No empire can of course endure indefinitely and the Ottoman Empire was no exception to this rule. Yet, having lost its European colonies well before the First World War, it faced no intrinsic threat to its continued existence for the simple reason that its mostly Muslim Arabic-speaking Afro-Asian subject population was almost totally impervious to the national idea – the ultimate foe of empires in modern times and the force that had driven the Ottomans out of Europe.
|Even more far-fetched is the author’s speculation that in the event of a German victory “a semi-victorious Britain (whatever this creative euphemism means) may still have picked off Ottoman Palestine, Mesopotamia, and Syria in exchange for accepting the German position in Russia and Ukraine.” For one thing, there is no reason to assume that a victorious Germany would have shown greater magnanimity to a defeated Britain (or France) than that accorded to it by the two powers. For another, having shown no interest in colonizing the Ottoman Empire before the world conflict, Britain remained wedded to its continued existence for months after Istanbul’s entry into the war, leaving it to a local Meccan potentate – Sharif Hussein ibn Ali of the Hashemite family – to push the idea of its destruction.|
In his concluding comments, McMeekin rightly deems Mustafa Kemal Atatürk’s extrication of Turkey from its imperial past and its reestablishment as a modern, largely secularist nation-state to have been a resounding success. What he fails to note, however, is that for quite some time this legacy has been under sustained assault. In the thirteen eventful years since it first came to power in November 2002, Erdoğan’s Islamist Justice and Development Party (Adalet ve Kalkınma Partisi, AKP) has largely undone Atatürk’s secularist reforms; transformed Turkey’s legal system; suppressed the independent media; sterilized the political and military systems; and embarked on an aggressive foreign policy blending anti-Western rhetoric with Neo-Ottoman ambition to “reintegrate the Balkan region, Middle East and Caucasus… together with Turkey as the centre of world politics in the future” (in the words of Foreign-Minister-turned-Prime-Minister Ahmet Davutoğlu).

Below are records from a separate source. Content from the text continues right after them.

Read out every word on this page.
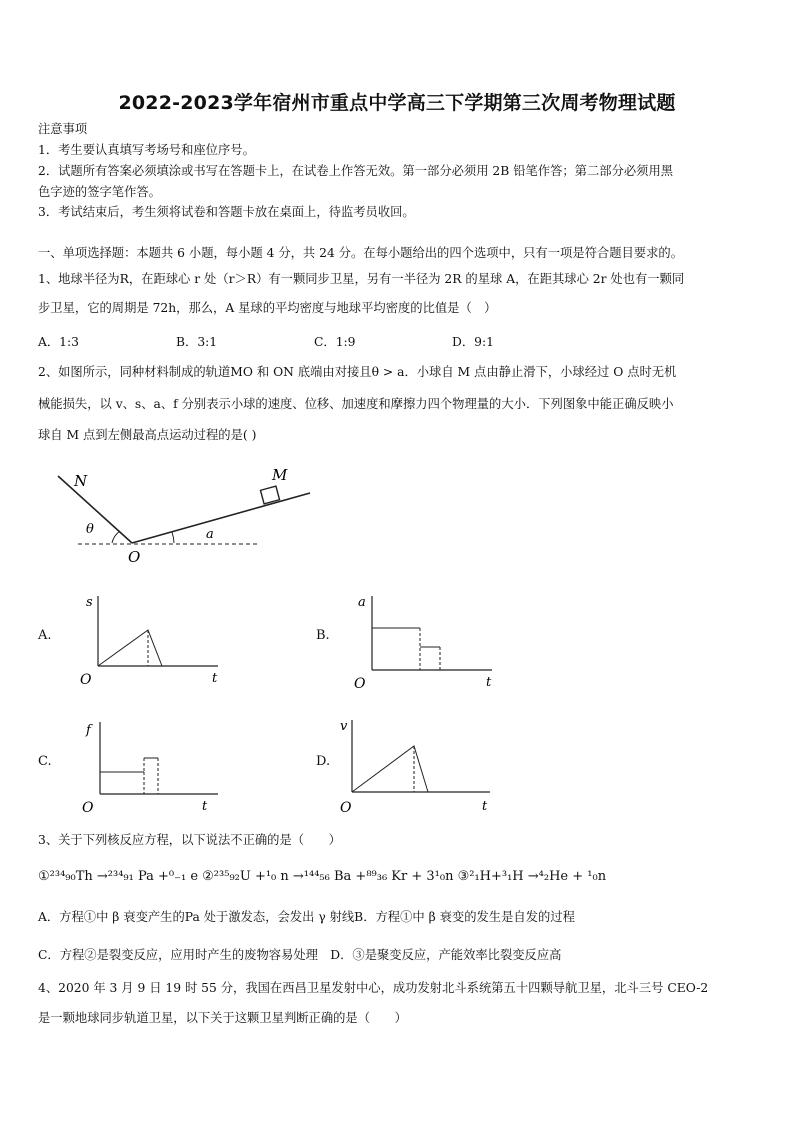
2022-2023学年宿州市重点中学高三下学期第三次周考物理试题
注意事项
1．考生要认真填写考场号和座位序号。
2．试题所有答案必须填涂或书写在答题卡上，在试卷上作答无效。第一部分必须用 2B 铅笔作答；第二部分必须用黑
色字迹的签字笔作答。
3．考试结束后，考生须将试卷和答题卡放在桌面上，待监考员收回。
一、单项选择题：本题共 6 小题，每小题 4 分，共 24 分。在每小题给出的四个选项中，只有一项是符合题目要求的。
1、地球半径为R，在距球心 r 处（r＞R）有一颗同步卫星，另有一半径为 2R 的星球 A，在距其球心 2r 处也有一颗同
步卫星，它的周期是 72h，那么，A 星球的平均密度与地球平均密度的比值是（　）
A．1:3	B．3:1	C．1:9	D．9:1
2、如图所示，同种材料制成的轨道MO 和 ON 底端由对接且θ > a．小球自 M 点由静止滑下，小球经过 O 点时无机
械能损失，以 v、s、a、f 分别表示小球的速度、位移、加速度和摩擦力四个物理量的大小．下列图象中能正确反映小
球自 M 点到左侧最高点运动过程的是( )
N	M
O
θ	a
A.	B.
C.	D.
s
t
O
a
t
O
f
t
O
v
t
O
3、关于下列核反应方程，以下说法不正确的是（　　）
①²³⁴₉₀Th →²³⁴₉₁ Pa +⁰₋₁ e ②²³⁵₉₂U +¹₀ n →¹⁴⁴₅₆ Ba +⁸⁹₃₆ Kr + 3¹₀n ③²₁H+³₁H →⁴₂He + ¹₀n
A．方程①中 β 衰变产生的Pa 处于激发态，会发出 γ 射线B．方程①中 β 衰变的发生是自发的过程
C．方程②是裂变反应，应用时产生的废物容易处理　D．③是聚变反应，产能效率比裂变反应高
4、2020 年 3 月 9 日 19 时 55 分，我国在西昌卫星发射中心，成功发射北斗系统第五十四颗导航卫星，北斗三号 CEO-2
是一颗地球同步轨道卫星，以下关于这颗卫星判断正确的是（　　）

This in turn means that while for Atatürk and his erstwhile successors Turkish-European relations, notably Ankara’s bid for EU membership, were a matter of political and cultural affinity on top of anything else, for the AKP these relations are strictly instrumental: a springboard both for harnessing European economic and financial resources to the AKP’s grand ambitions without real reciprocation, not unlike Istanbul’s First World War alliance with Berlin, and for establishing an Islamist bridgehead in Europe with a view to its gradual expansion. As Davutoğlu told a large gathering of Swiss Turks in January 2015:
Islam is Europe’s indigenous religion, and it will continue to be so… I kiss the foreheads of my brothers who carried the tekbir [i.e., the call Allahu Akbar] to Zurich… How holy those people were, who came and sowed the seeds here, which will, with Allah’s help, continue to grow into a huge tree of justice in the centre of Europe. No one will be able to stop this… We will enter the EU with our language, our traditions, and our religion… Would we ever sacrifice one iota of that culture? With Allah’s grace, we will never bow our heads.